Нижние кварталы выходили на белый песчаный берег подземной части Каракача. Вблизи Джамир заметил, что песчинки — на самом деле крохотные матовые хрусталики, совсем как дивный камень, из которого состояли лесенки между уровнями.
С хрустального пляжа уходила в туннель узкая тропа. Элементали называли ее священной.
— Куда ведет святая тропа? — полюбопытствовал Джамир.
— К колодцу, — охотно рассказала Аня.
— Зачем же элементалям воды колодец? — подивился антимаг. — Разве тут нечего пить?
— Э-и-эх, драке ученый, а умом ленивый, — поддела его целительница. — Священный колодец, древний. Источник нашей силы — так говорють.
— И это правда?
— А кто ж его знает? — пожала плечами Аня. — Не всяк по тропе имеет право пройти. Глядун ходил, его спроси. Токмо он не расскажет. Он даже анператору беглому не сказал.
— Это ничего. Я знаю, что такое святыня. Лезть не стану. Умом-то я не ленивый, а скудный… бабка мне так говорила.
Элементаль почему-то разозлилась.
— Умом скудный — это коли мычишь и слов связать не можешь! — фыркнула она. — Бывает, конечно, что мозга выдающаяся, не как у простого люда. А все же, кто размышлять не научен, тот ленивый! И неча на глупость сваливать.
Джамир от этой тирады втянул голову в плечи. Ему вдруг очень захотелось спросить, где здесь библиотека, и начать читать какую-нибудь книгу.
Все самое важное в Матинеру располагалось как можно дальше от выхода — кроме казарм и лазарета. Стражи от обычных людей и других магов почти не отличались, разве что по выправке Джамир понимал, что перед ним защитник Матушки. Солдат здесь называли “иосами” или просто сынами.
На нижнем уровне находился и госпиталь, где пару дней пролежал Джамир и где до сих пор выздоравливал Аянир.

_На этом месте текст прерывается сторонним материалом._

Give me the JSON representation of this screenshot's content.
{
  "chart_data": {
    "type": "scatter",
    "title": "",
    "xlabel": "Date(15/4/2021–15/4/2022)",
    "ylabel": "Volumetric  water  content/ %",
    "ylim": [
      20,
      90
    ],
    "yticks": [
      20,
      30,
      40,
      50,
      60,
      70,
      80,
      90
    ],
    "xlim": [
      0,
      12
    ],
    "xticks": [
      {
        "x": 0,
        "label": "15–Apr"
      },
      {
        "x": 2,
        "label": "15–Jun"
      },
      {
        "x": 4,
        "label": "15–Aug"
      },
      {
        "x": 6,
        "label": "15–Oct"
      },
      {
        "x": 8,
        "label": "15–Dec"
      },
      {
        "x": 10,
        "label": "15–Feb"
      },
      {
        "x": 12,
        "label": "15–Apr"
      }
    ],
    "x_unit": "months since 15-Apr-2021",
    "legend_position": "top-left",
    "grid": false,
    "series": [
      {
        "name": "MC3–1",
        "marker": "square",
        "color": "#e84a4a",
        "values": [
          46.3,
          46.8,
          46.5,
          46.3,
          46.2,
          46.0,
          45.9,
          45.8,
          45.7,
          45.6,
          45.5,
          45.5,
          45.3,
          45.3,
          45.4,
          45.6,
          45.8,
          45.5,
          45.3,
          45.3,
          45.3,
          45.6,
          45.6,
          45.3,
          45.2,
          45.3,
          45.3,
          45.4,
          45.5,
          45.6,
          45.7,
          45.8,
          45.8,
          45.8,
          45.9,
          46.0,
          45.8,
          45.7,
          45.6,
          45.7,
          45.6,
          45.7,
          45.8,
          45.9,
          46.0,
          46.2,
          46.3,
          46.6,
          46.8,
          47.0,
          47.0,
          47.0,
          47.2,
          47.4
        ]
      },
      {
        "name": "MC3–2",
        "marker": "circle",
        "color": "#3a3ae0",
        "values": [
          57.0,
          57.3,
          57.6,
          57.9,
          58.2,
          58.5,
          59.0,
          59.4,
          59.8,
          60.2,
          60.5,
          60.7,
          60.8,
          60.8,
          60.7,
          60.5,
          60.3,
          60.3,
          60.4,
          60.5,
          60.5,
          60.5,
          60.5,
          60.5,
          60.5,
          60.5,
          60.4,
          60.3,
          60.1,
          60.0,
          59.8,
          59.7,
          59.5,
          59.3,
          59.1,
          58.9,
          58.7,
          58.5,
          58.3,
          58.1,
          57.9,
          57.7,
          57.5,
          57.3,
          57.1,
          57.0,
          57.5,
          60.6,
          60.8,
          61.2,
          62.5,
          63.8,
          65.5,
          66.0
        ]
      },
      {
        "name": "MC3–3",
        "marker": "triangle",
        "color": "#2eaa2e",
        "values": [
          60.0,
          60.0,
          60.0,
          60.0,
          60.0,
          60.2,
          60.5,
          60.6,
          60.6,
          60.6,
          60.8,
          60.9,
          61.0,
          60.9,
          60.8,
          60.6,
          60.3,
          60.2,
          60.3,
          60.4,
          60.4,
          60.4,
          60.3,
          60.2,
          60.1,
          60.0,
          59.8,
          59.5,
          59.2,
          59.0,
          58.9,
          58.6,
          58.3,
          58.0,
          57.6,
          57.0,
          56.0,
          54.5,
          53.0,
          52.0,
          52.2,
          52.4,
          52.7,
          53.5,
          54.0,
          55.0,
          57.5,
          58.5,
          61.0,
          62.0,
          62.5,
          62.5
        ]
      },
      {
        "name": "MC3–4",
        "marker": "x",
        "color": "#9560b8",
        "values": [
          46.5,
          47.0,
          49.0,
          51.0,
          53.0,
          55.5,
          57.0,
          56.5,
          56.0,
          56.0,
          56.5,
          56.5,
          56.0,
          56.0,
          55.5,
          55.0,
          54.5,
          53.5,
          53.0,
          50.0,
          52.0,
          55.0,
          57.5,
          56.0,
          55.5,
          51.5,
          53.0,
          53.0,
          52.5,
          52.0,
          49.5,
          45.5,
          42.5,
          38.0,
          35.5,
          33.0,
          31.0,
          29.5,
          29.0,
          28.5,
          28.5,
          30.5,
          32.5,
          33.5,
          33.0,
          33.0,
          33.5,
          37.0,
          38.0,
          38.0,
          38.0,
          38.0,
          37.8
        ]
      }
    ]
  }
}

После прогулки с Аней антимаг вернулся туда, чтобы проведать цесаревича.
— Здравствуй, Джамир, — поздоровался с ним друг. — Как тебе город?
— Города — уродство, — ляпнул горец и тут же покраснел. — Но не этот. Не эта…
— Точно, — усмехнулся Аянир. — Здесь всем заправляют мужчины. Но родину почитают как мать. Совсем как в столице. Было…
— Как твои дела? — сменил тему Джамир. — Долго еще продлится исцеление?
— Еще несколько дней, — поморщился цесаревич. — Ядом меня попотчевали. Жрицу бы… но и элементали справляются намного лучше большинства целителей.
— Леветир к тебе приходил?
— А как же. Он каждый день заходит. Советуется.
— Кто он такой? — не выдержал антимаг. — Делает вид, будто нет никто и звать никак. Аня над ним посмеивается. Но каждый здесь его, сопляка, слушает и делает, как он сказал. Даже капитан иосов!
Аянир улыбнулся, прищурил глаза, сел повыше на кровати. Посмотрел на Джамира, как на младенца.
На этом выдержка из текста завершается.